また、店内でプレイヤーの動向を監視する「口の悪いハト」の存在も見逃せません。このハトは単なるマスコットではなく、借金を課したギルドの「監視役」として機能しています。不当な利益を上げすぎたり、闇取引に手を染めすぎたりすると、このハトがトリガーとなって税務調査や罰金が発生する仕組みになっており、プレイヤーは常にリスクとリターンの境界線で神経を削ることになります。
「ゲームの中でまで働きたくない」——海外コミュニティが揺れる”労働シミュレーター”の是非
2026年4月に開催された「LevelUp Expo」でこのゲームが発表された際、海外のゲーマーたちの反応は真っ二つに分かれました。特にアメリカの超人気ストリーマー、Asmongold(アズモンゴールド)氏の反応は、現代のゲーマーが抱く「労働」への複雑な感情を象徴しています。
- 「みんなどうかしてる。現実で仕事を持ってるだろ?なんでゲームの中でまで偽の仕事をしたがるんだ?」
- 「AIが人々の仕事を奪い始めたら、人類はビデオゲームの中で偽の仕事を持って、その中で生きるようになるのか?バカげている」
- 「でも待てよ……俺は『Slay the Spire』も最初は嫌いだと思っていたけど、やってみたら最高だった。このゲームにも、あの時と同じ中毒性の匂いがする」
最初は「労働の苦痛」に対して強い拒絶反応(アンチ・ハイプ)を示していた層も、次第にその数学的で緻密なゲームループに注目し始めています。単調な作業の裏にある、高度なリソース管理と最適化の楽しさを、多くのユーザーが本能的に察知しているようです。

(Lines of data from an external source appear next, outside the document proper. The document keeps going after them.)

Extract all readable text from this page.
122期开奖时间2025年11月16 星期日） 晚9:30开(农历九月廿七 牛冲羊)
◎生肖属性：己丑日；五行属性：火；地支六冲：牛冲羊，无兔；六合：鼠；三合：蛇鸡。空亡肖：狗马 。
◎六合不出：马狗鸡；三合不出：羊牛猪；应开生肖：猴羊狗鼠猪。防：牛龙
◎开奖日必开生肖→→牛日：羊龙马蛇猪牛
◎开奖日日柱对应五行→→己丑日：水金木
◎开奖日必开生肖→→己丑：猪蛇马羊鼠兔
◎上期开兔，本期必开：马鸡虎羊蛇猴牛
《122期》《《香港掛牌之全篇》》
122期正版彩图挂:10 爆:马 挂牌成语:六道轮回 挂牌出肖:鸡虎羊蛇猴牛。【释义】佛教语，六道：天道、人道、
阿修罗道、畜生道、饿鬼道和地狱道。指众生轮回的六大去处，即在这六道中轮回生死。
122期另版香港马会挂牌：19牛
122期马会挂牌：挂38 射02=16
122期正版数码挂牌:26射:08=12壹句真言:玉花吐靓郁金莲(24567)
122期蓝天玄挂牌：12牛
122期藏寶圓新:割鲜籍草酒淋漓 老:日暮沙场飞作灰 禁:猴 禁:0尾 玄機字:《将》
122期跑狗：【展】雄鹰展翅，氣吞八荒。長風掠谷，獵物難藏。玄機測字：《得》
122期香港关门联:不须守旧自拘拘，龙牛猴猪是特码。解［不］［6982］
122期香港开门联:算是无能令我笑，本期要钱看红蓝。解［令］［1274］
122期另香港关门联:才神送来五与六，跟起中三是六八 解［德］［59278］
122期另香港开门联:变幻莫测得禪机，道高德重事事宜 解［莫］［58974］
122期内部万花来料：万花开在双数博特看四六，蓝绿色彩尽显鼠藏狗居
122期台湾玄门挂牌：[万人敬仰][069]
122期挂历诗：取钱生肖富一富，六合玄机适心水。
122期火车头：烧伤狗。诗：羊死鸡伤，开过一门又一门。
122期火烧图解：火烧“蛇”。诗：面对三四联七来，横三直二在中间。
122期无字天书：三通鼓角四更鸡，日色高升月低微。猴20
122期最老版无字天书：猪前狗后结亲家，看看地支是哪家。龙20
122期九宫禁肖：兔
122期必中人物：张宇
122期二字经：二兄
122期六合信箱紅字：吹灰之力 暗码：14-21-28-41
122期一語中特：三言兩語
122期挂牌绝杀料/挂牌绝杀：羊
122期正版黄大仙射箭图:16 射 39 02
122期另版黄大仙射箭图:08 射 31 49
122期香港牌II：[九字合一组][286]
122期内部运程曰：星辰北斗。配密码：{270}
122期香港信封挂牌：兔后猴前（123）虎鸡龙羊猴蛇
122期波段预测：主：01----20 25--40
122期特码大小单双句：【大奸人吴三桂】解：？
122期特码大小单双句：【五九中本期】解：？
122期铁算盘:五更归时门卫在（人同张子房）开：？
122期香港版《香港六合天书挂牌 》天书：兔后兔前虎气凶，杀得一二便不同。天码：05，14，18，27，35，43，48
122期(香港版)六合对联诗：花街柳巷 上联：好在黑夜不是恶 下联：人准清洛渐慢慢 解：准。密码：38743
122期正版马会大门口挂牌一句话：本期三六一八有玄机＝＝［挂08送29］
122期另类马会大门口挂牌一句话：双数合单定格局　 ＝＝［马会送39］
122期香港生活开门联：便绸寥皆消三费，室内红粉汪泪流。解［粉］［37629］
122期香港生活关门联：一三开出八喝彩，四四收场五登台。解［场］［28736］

苦痛が快感に変わる瞬間:『ルセッティア』や『Papers, Please』の系譜を継ぐ名作となるか
歴史を振り返れば、店を経営して借金を返す『ルセッティア』や、入国審査官の事務作業をゲームにした『Papers, Please』など、一見「地味な仕事」をエンターテインメントに昇華させた名作は存在します。しかし、本作はそのスケールを「王国規模のマクロ経済」にまで広げようとしています。
ゲーム序盤はポーション1個の価格交渉に明け暮れる「ミクロ」な視点ですが、最終的には王国全土に貿易ルートを築き、自動化されたサプライチェーンを管理する「大物(マグネイト)」へと成長していくカタルシスが用意されています。
『Tales of the Trade』は、1,000億ゴールドという絶望的な負債を「やりがいのある苦行」に変えられるのでしょうか。表面的なネタゲーとしての枠を超え、プレイヤーの倫理観と商才を極限まで試す、労働シミュレーター界の新たな金字塔になることを期待せずにはいられません。